Редактор журнала „Россия“ Исай Григорьевич Лежнев, после того как издательство „Россия“ закрылось, задержал у себя, не имея на то никаких прав, конец моего романа „Белая гвардия“ и не возвращает мне его.
Прошу дело о печатании „Белой гвардии“ у Лежнева в конфликтной комиссии разобрать и защитить мои интересы» [13; 96].
Никакого результата это обращение в писательские инстанции не возымело («Кончилось тем, что я расхохотался и плюнул»), и, может быть, поэтому Булгаков сделал уже тогда вывод о необходимости обращаться к более высоким лицам, а роман, за судьбу которого так переживал его создатель, прошел мимо критиков, читателей, издателей, и никто, почти никто, за исключением разве что Волошина, отозвавшегося о «Белой гвардии» в одном из писем: «…эта вещь представилась мне очень крупной и оригинальной: как дебют начинающего писателя ее можно сравнить только с дебютами Достоевского и Толстого» [112; 152], так и не сказал молодому романисту, сильную или нет вещь он написал…

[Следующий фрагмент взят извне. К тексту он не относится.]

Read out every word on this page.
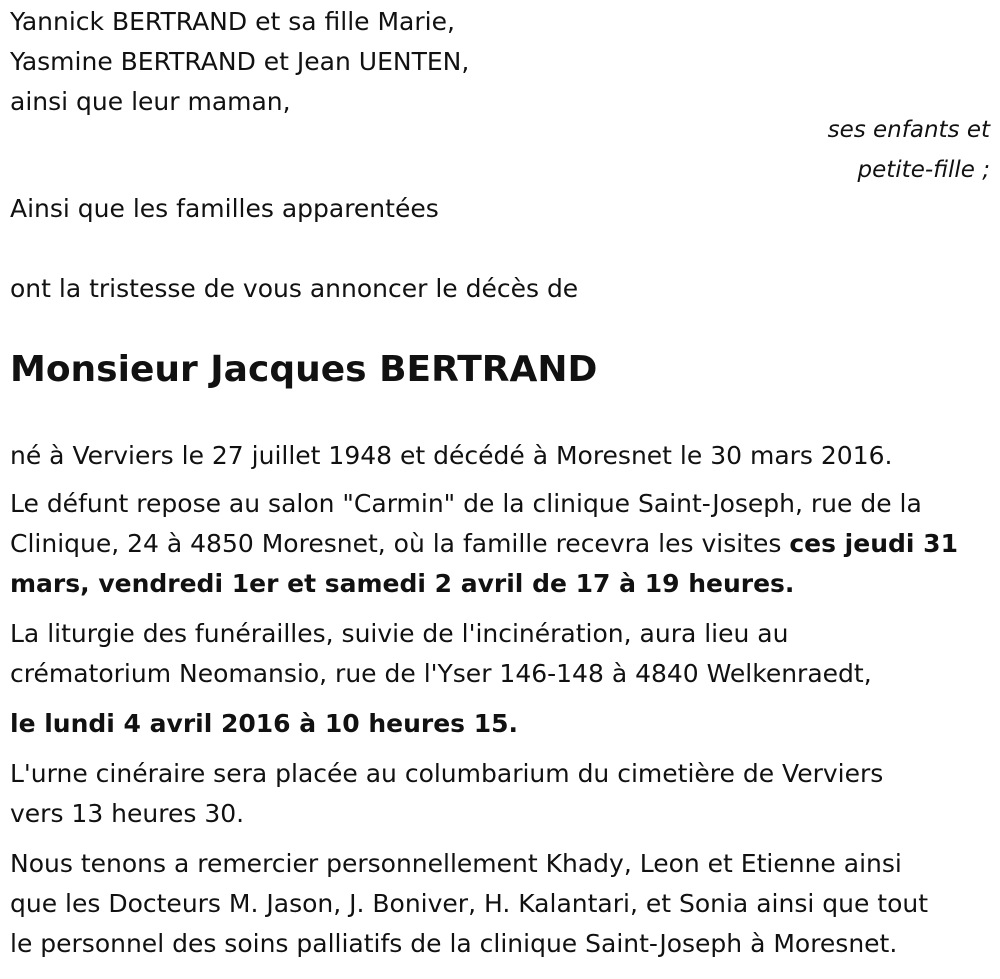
Yannick BERTRAND et sa fille Marie,
Yasmine BERTRAND et Jean UENTEN,
ainsi que leur maman,

ses enfants et
petite-fille ;

Ainsi que les familles apparentées

ont la tristesse de vous annoncer le décès de

Monsieur Jacques BERTRAND

né à Verviers le 27 juillet 1948 et décédé à Moresnet le 30 mars 2016.

Le défunt repose au salon "Carmin" de la clinique Saint-Joseph, rue de la
Clinique, 24 à 4850 Moresnet, où la famille recevra les visites ces jeudi 31
mars, vendredi 1er et samedi 2 avril de 17 à 19 heures.

La liturgie des funérailles, suivie de l'incinération, aura lieu au
crématorium Neomansio, rue de l'Yser 146-148 à 4840 Welkenraedt,

le lundi 4 avril 2016 à 10 heures 15.

L'urne cinéraire sera placée au columbarium du cimetière de Verviers
vers 13 heures 30.

Nous tenons a remercier personnellement Khady, Leon et Etienne ainsi
que les Docteurs M. Jason, J. Boniver, H. Kalantari, et Sonia ainsi que tout
le personnel des soins palliatifs de la clinique Saint-Joseph à Moresnet.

«…иногда мне начинало казаться, будто он и вовсе не выходил. В течение месяцев двух я не встретил ни одной живой души, которая бы читала мой роман». «Глянем правде в глаза. Его никто не читал. Не мог читать, ибо исчез Рудольфи, явно не успев распространить книжку».

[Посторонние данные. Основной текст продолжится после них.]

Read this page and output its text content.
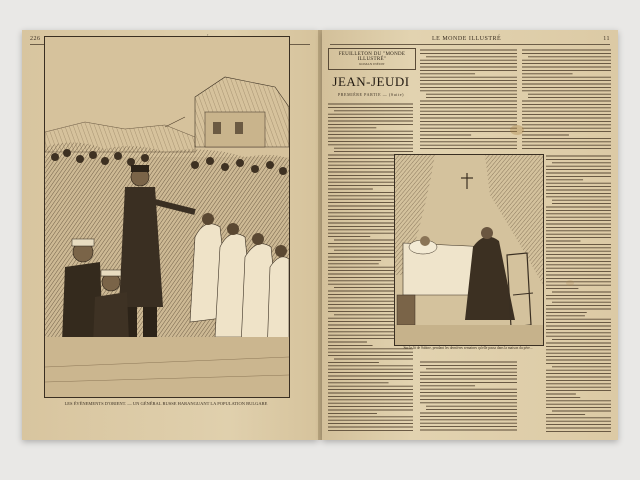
226
LES ÉVÈNEMENTS D'ORIENT. — UN GÉNÉRAL RUSSE HARANGUANT LA POPULATION BULGARE
LE MONDE ILLUSTRÉ	11
FEUILLETON DU "MONDE ILLUSTRÉ"
ROMAN INÉDIT
JEAN-JEUDI
PREMIÈRE PARTIE — (Suite)
Sur le lit de Sabine, pendant les dernières semaines qu'elle passa dans la maison du père...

Роман Булгакова действительно не стал фактом советской литературной жизни, он не привлек к себе такого внимания, как «Конармия» Бабеля, «Голый год» Пильняка, «Бронепоезд 14-69» Всеволода Иванова, «Хождение по мукам» Алексея Толстого, «Тихий Дон» Шолохова. Ему не дал высокой оценки внимательно приглядывавший за молодой литературой Горький, хотя и знал о его существовании. Однако это не значит, что советская критика совершенно прошла мимо него. В изданной в 1930 году литературной энциклопедии известный литературовед, профессор института красной профессуры, завкафедрой еврейской литературы МГПИ им. Бубнова, действительный член Института литературы и искусства Комакадемии и Института еврейской пролетарской литературы при Всеукраинской академии наук Исаак Маркович Нусинов очень четко написал о творчестве Булгакова, основываясь прежде всего на «Белой гвардии»: «Б. вошел в лит-ру с сознанием гибели своего класса и необходимости приспособления к новой жизни. Б. приходит к выводу: „Все, что ни происходит, происходит всегда так, как нужно и только к лучшему“. Этот фатализм – оправдание для тех, кто сменил вехи. Их отказ от прошлого не трусость и предательство. Он диктуется неумолимыми уроками истории. Примирение с революцией было предательством по отношению к прошлому гибнущего класса. Примирение с большевизмом интеллигенции, к-рая в прошлом была не только происхождением, но и идейно связана с побежденными классами, заявления этой интеллигенции не только об ее лояльности, но и об ее готовности строить вместе с большевиками – могло быть истолковано как подхалимство. Романом „Белая гвардия“ Б. отверг это обвинение белоэмигрантов и заявил: смена вех не капитуляция перед физическим победителем, а признание моральной справедливости победителей. Роман „Белая гвардия“ для Б. не только примирение с действительностью, но и самооправдание. Примирение вынужденное. Б. пришел к нему через жестокое поражение своего класса. Поэтому нет радости от сознания, что гады побеждены, нет веры в творчество победившего народа. Это определило его художественное восприятие победителя» [66].